The district said it plans to resume classes Tuesday with masks optional. Staff will still be required to wear them, however, and students will still need to wear them on buses.
“We will continue to monitor the status of the case,” the district said in a release. “If the rule is reversed or modified on appeal, we will immediately return to a mask mandate.”
In Geneva’s District 304, which canceled classes Monday while the school decided what it would do, masks will also now be optional.
At least one district canceled classes altogether, multiple others shifted to remote learning and numerous districts decided to strongly recommend – but not require – masks following the decision.
Others, such as Elgin Area School District U46, opted not to drop face covering requirements.
U46 Supt.

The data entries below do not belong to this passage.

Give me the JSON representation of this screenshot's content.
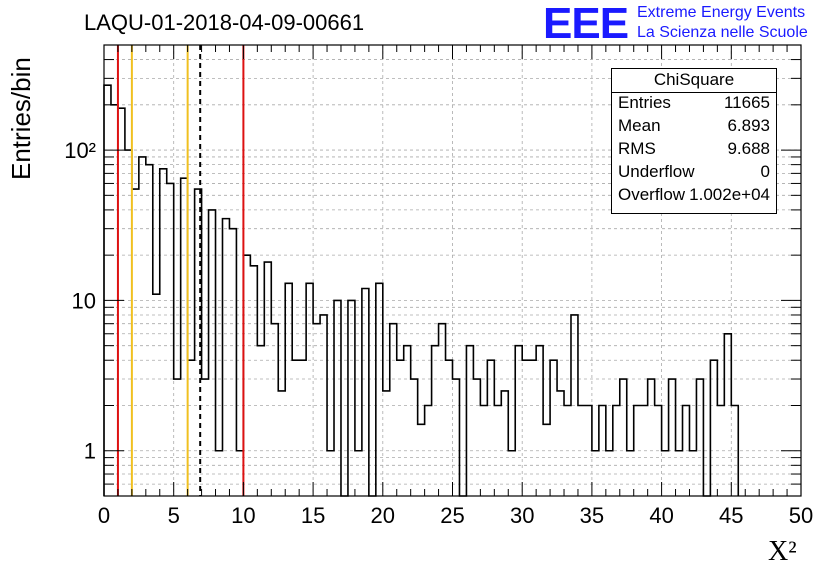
{
  "title": "LAQU-01-2018-04-09-00661",
  "logo": {
    "mark": "EEE",
    "line1": "Extreme Energy Events",
    "line2": "La Scienza nelle Scuole",
    "color": "#1a1aff"
  },
  "stats": {
    "title": "ChiSquare",
    "rows": [
      {
        "key": "Entries",
        "value": "11665"
      },
      {
        "key": "Mean",
        "value": "6.893"
      },
      {
        "key": "RMS",
        "value": "9.688"
      },
      {
        "key": "Underflow",
        "value": "0"
      },
      {
        "key": "Overflow",
        "value": "1.002e+04"
      }
    ]
  },
  "chart_data": {
    "type": "bar",
    "style": "step-histogram",
    "title": "LAQU-01-2018-04-09-00661",
    "xlabel": "X²",
    "ylabel": "Entries/bin",
    "xlim": [
      0,
      50
    ],
    "ylim": [
      0.5,
      500
    ],
    "yscale": "log",
    "grid": true,
    "bin_width": 0.5,
    "bin_start": 0,
    "values": [
      270,
      200,
      190,
      100,
      55,
      90,
      80,
      11,
      75,
      60,
      3,
      65,
      4,
      55,
      3,
      40,
      1,
      35,
      30,
      1,
      20,
      17,
      5,
      18,
      7,
      2.5,
      13,
      4,
      4,
      13,
      7,
      8,
      1,
      10,
      0,
      10,
      1,
      12,
      0,
      13,
      2.5,
      7,
      4,
      5,
      3,
      1.5,
      2,
      5,
      7,
      4,
      3,
      0.5,
      5,
      3,
      2,
      4,
      2,
      2.5,
      1,
      5,
      4,
      4,
      5,
      1.5,
      4,
      2.5,
      2,
      8,
      2,
      2,
      1,
      2,
      1,
      2,
      3,
      1,
      2,
      2,
      3,
      2,
      1,
      3,
      1,
      2,
      1,
      3,
      0,
      4,
      2,
      6,
      2
    ],
    "xticks": [
      0,
      5,
      10,
      15,
      20,
      25,
      30,
      35,
      40,
      45,
      50
    ],
    "yticks": [
      1,
      10,
      100
    ],
    "ytick_labels": [
      "1",
      "10",
      "10²"
    ],
    "vertical_lines": [
      {
        "x": 1.0,
        "color": "#dd1111",
        "style": "solid"
      },
      {
        "x": 2.0,
        "color": "#f0c020",
        "style": "solid"
      },
      {
        "x": 6.0,
        "color": "#f0c020",
        "style": "solid"
      },
      {
        "x": 6.9,
        "color": "#000000",
        "style": "dashed"
      },
      {
        "x": 10.0,
        "color": "#dd1111",
        "style": "solid"
      }
    ]
  }
}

Tony Sanders explained the district’s school board approved COVID-19 mitigations, including a mask mandate, before the governor’s mask requirement in schools was issued, and noted Grischow’s ruling “recognizes the independent authority of school districts.”
Students named in the adherence to the lawsuit and those with medical exceptions don’t have to to the requirement, he said.
Masks will stay on in other school districts, including Chicago Public Schools, as a mask mandate is included in a collective bargaining agreement between the district and Chicago Teachers Union. Such agreements remain enforceable, according to the ruling.
“The court’s ruling does not prohibit CPS from exercising its authority to continue its COVID-19 mitigation policies and procedures,” CPS CEO Pedro Martinez said in a statement.